Engineers finding uses for ultra-thin semiconductor lasers in medical, consumer fields

(Nanowerk News) A new type of ultra-thin semiconductor laser under development at The University of Texas at Arlington can be integrated with mainstream electronics on the same silicon substrate with increased capacity and energy efficiency.
Weidong Zhou, an electrical engineering professor at UTA, will use a three-year, $600,000 grant from the U.S. Army Research Office to build upon advances made through previous grants he has received for printed photonic crystals and silicon "lab-on-a-chip" technology. Yuze "Alice" Sun, an assistant professor of electrical engineering at UTA, is co-principal investigator.
Weidong Zhou, University of Texas at Arlington
This is Weidong Zhou, UTA electrical engineering professor.
"Big companies like IBM and Intel are using this technology for high-performance computing centers," Zhou said. "The big push now is for the next big thing: smaller, faster, and less and less power consumption."
Zhou also has recently received a three-year, $935,000 grant from the Air Force Office of Scientific Research to explore extreme energy efficiency lasers, in collaboration with Professors Shanhui Fan at Stanford and Xiuling Li at the University of Illinois Urbana-Champaign.
The projects point to an increasingly important role The University of Texas at Arlington is playing in the world of lasers and how they work on semiconductors.
Zhou is a Fellow of the International Society for Optical Engineering. He holds three issued patents related to this technology and has more than 270 journal publications and conference presentations. He joined UTA in 2004 after a brief career in industry.
A paper, entitled, "Printed Large-Area Single-Mode Photonic Crystal Bandedge Surface-Emitting Lasers on Silicon", was published online last month in Nature's Scientific Reports. It outlined Zhou's findings from related research supported by the National Science Foundation, the Air Force Office of Scientific Research and the Army Research Office.

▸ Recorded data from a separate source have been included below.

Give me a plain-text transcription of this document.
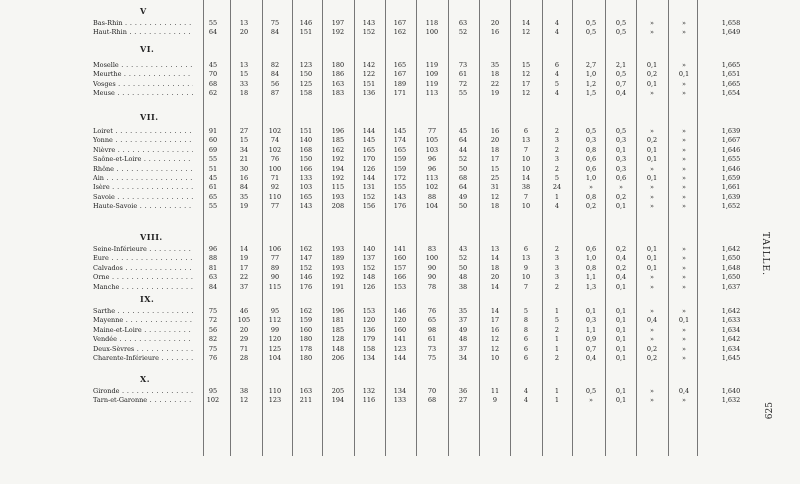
V
Bas-Rhin . . .	55	13	75	146	197	143	167	118	63	20	14	4	0,5	0,5	»	»	1,658
Haut-Rhin . . .	64	20	84	151	192	152	162	100	52	16	12	4	0,5	0,5	»	»	1,649
VI.
Moselle . . .	45	13	82	123	180	142	165	119	73	35	15	6	2,7	2,1	0,1	»	1,665
Meurthe . . .	70	15	84	150	186	122	167	109	61	18	12	4	1,0	0,5	0,2	0,1	1,651
Vosges . . .	68	33	56	125	163	151	189	119	72	22	17	5	1,2	0,7	0,1	»	1,665
Meuse . . .	62	18	87	158	183	136	171	113	55	19	12	4	1,5	0,4	»	»	1,654
VII.
Loiret . . .	91	27	102	151	196	144	145	77	45	16	6	2	0,5	0,5	»	»	1,639
Yonne . . .	60	15	74	140	185	145	174	105	64	20	13	3	0,3	0,3	0,2	»	1,667
Nièvre . . .	69	34	102	168	162	165	165	103	44	18	7	2	0,8	0,1	0,1	»	1,646
Saône-et-Loire . . .	55	21	76	150	192	170	159	96	52	17	10	3	0,6	0,3	0,1	»	1,655
Rhône . . .	51	30	100	166	194	126	159	96	50	15	10	2	0,6	0,3	»	»	1,646
Ain . . .	45	16	71	133	192	144	172	113	68	25	14	5	1,0	0,6	0,1	»	1,659
Isère . . .	61	84	92	103	115	131	155	102	64	31	38	24	»	»	»	»	1,661
Savoie . . .	65	35	110	165	193	152	143	88	49	12	7	1	0,8	0,2	»	»	1,639
Haute-Savoie . . .	55	19	77	143	208	156	176	104	50	18	10	4	0,2	0,1	»	»	1,652
VIII.
Seine-Inférieure . . .	96	14	106	162	193	140	141	83	43	13	6	2	0,6	0,2	0,1	»	1,642
Eure . . .	88	19	77	147	189	137	160	100	52	14	13	3	1,0	0,4	0,1	»	1,650
Calvados . . .	81	17	89	152	193	152	157	90	50	18	9	3	0,8	0,2	0,1	»	1,648
Orne . . .	63	22	90	146	192	148	166	90	48	20	10	3	1,1	0,4	»	»	1,650
Manche . . .	84	37	115	176	191	126	153	78	38	14	7	2	1,3	0,1	»	»	1,637
IX.
Sarthe . . .	75	46	95	162	196	153	146	76	35	14	5	1	0,1	0,1	»	»	1,642
Mayenne . . .	72	105	112	159	181	120	120	65	37	17	8	5	0,3	0,1	0,4	0,1	1,633
Maine-et-Loire . . .	56	20	99	160	185	136	160	98	49	16	8	2	1,1	0,1	»	»	1,634
Vendée . . .	82	29	120	180	128	179	141	61	48	12	6	1	0,9	0,1	»	»	1,642
Deux-Sèvres . . .	75	71	125	178	148	158	123	73	37	12	6	1	0,7	0,1	0,2	»	1,634
Charente-Inférieure . . .	76	28	104	180	206	134	144	75	34	10	6	2	0,4	0,1	0,2	»	1,645
X.
Gironde . . .	95	38	110	163	205	132	134	70	36	11	4	1	0,5	0,1	»	0,4	1,640
Tarn-et-Garonne . . .	102	12	123	211	194	116	133	68	27	9	4	1	»	0,1	»	»	1,632
TAILLE.
625
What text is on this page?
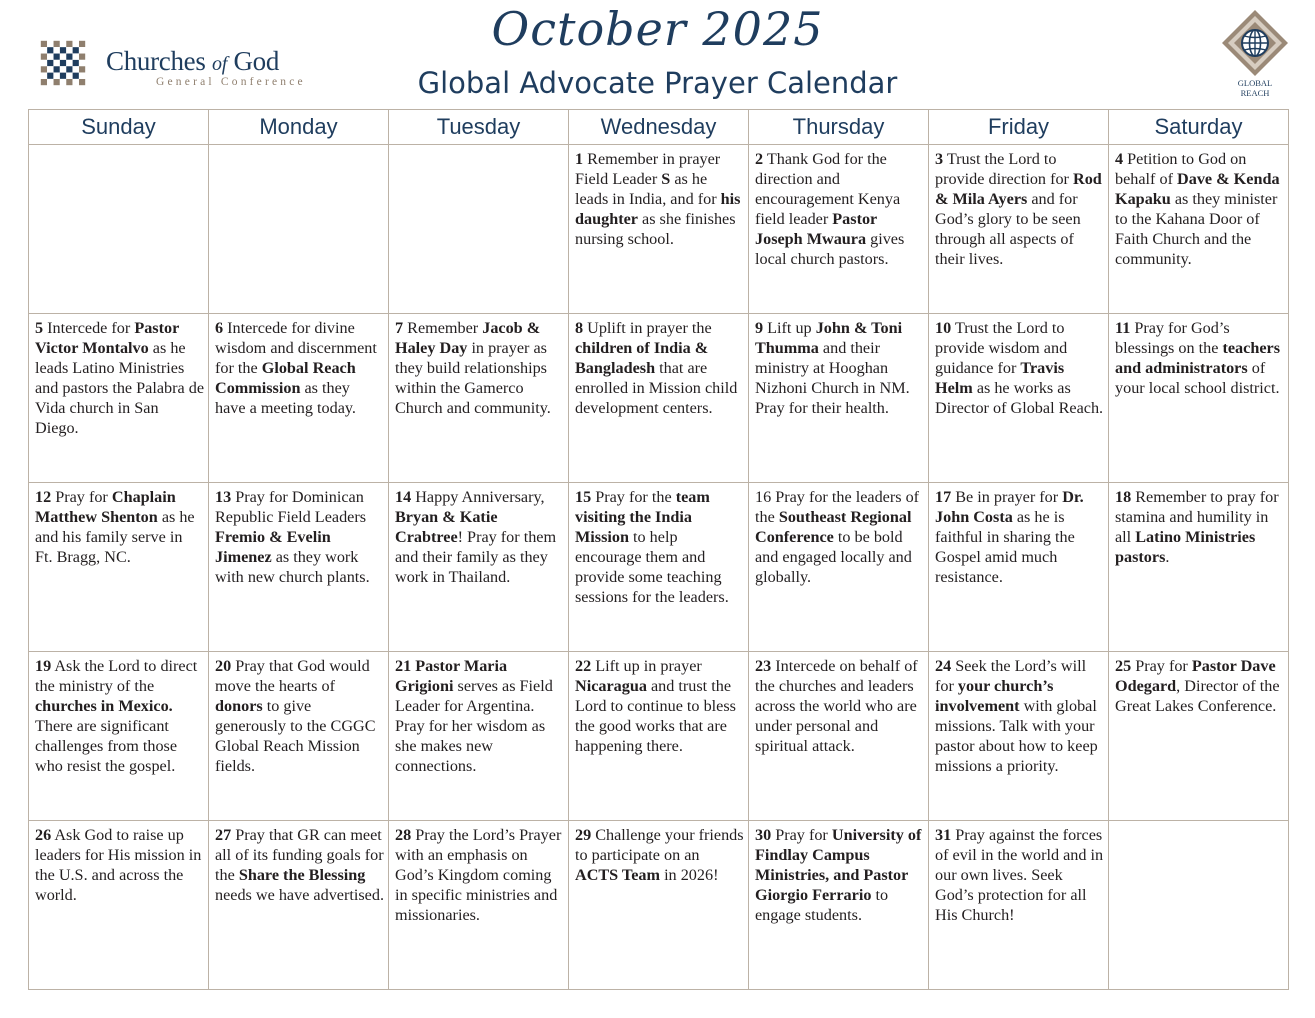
Churches of God
General Conference
October 2025
Global Advocate Prayer Calendar	GLOBAL
REACH
Sunday	Monday	Tuesday	Wednesday	Thursday	Friday	Saturday

			1 Remember in prayer Field Leader S as he leads in India, and for his daughter as she finishes nursing school.	2 Thank God for the direction and encouragement Kenya field leader Pastor Joseph Mwaura gives local church pastors.	3 Trust the Lord to provide direction for Rod & Mila Ayers and for God’s glory to be seen through all aspects of their lives.	4 Petition to God on behalf of Dave & Kenda Kapaku as they minister to the Kahana Door of Faith Church and the community.

5 Intercede for Pastor Victor Montalvo as he leads Latino Ministries and pastors the Palabra de Vida church in San Diego.	6 Intercede for divine wisdom and discernment for the Global Reach Commission as they have a meeting today.	7 Remember Jacob & Haley Day in prayer as they build relationships within the Gamerco Church and community.	8 Uplift in prayer the children of India & Bangladesh that are enrolled in Mission child development centers.	9 Lift up John & Toni Thumma and their ministry at Hooghan Nizhoni Church in NM. Pray for their health.	10 Trust the Lord to provide wisdom and guidance for Travis Helm as he works as Director of Global Reach.	11 Pray for God’s blessings on the teachers and administrators of your local school district.

12 Pray for Chaplain Matthew Shenton as he and his family serve in Ft. Bragg, NC.	13 Pray for Dominican Republic Field Leaders Fremio & Evelin Jimenez as they work with new church plants.	14 Happy Anniversary, Bryan & Katie Crabtree! Pray for them and their family as they work in Thailand.	15 Pray for the team visiting the India Mission to help encourage them and provide some teaching sessions for the leaders.	16 Pray for the leaders of the Southeast Regional Conference to be bold and engaged locally and globally.	17 Be in prayer for Dr. John Costa as he is faithful in sharing the Gospel amid much resistance.	18 Remember to pray for stamina and humility in all Latino Ministries pastors.

19 Ask the Lord to direct the ministry of the churches in Mexico. There are significant challenges from those who resist the gospel.	20 Pray that God would move the hearts of donors to give generously to the CGGC Global Reach Mission fields.	21 Pastor Maria Grigioni serves as Field Leader for Argentina. Pray for her wisdom as she makes new connections.	22 Lift up in prayer Nicaragua and trust the Lord to continue to bless the good works that are happening there.	23 Intercede on behalf of the churches and leaders across the world who are under personal and spiritual attack.	24 Seek the Lord’s will for your church’s involvement with global missions. Talk with your pastor about how to keep missions a priority.	25 Pray for Pastor Dave Odegard, Director of the Great Lakes Conference.

26 Ask God to raise up leaders for His mission in the U.S. and across the world.	27 Pray that GR can meet all of its funding goals for the Share the Blessing needs we have advertised.	28 Pray the Lord’s Prayer with an emphasis on God’s Kingdom coming in specific ministries and missionaries.	29 Challenge your friends to participate on an ACTS Team in 2026!	30 Pray for University of Findlay Campus Ministries, and Pastor Giorgio Ferrario to engage students.	31 Pray against the forces of evil in the world and in our own lives. Seek God’s protection for all His Church!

His previous research led to innovations that removed roadblocks to putting optical technology on a silicon chip.
Specifically, Zhou developed a membrane laser less than one micron thick that is compatible with planar Complementary Metal Oxide Silicon platforms, which are the building blocks for all electronics and can be easily integrated with current platforms. The key innovation is the integration of certain compound semiconductor material with a silicon photonic crystal cavity, which allows a laser to be built directly on a silicon chip next to other electrical components. This leads to higher speed and higher efficiency.
The first application of Zhou's laser is in computers and data centers where higher bandwidth and transfer rates at lower energy outputs are prized. Zhou's group is actively pursuing various innovative membrane laser architectures for extreme energy efficient computing and communication systems. Zhou and collaborators will use his new grant to continue innovations in high-performance membrane lasers, including the one reported in Nature Photonics in 2012, entitled, "Transfer printing stacked nanomembrane lasers on silicon."
"We are looking for devices and components to be integrated on a chip," Zhou said. "As we address electrical injection, integration with other devices on the chip and increased power capabilities, we can begin to apply this technology to products in the medical field or in the consumer arena. These applications could include portable electronics, sensing and imaging equipment, bio applications and wearable electronics."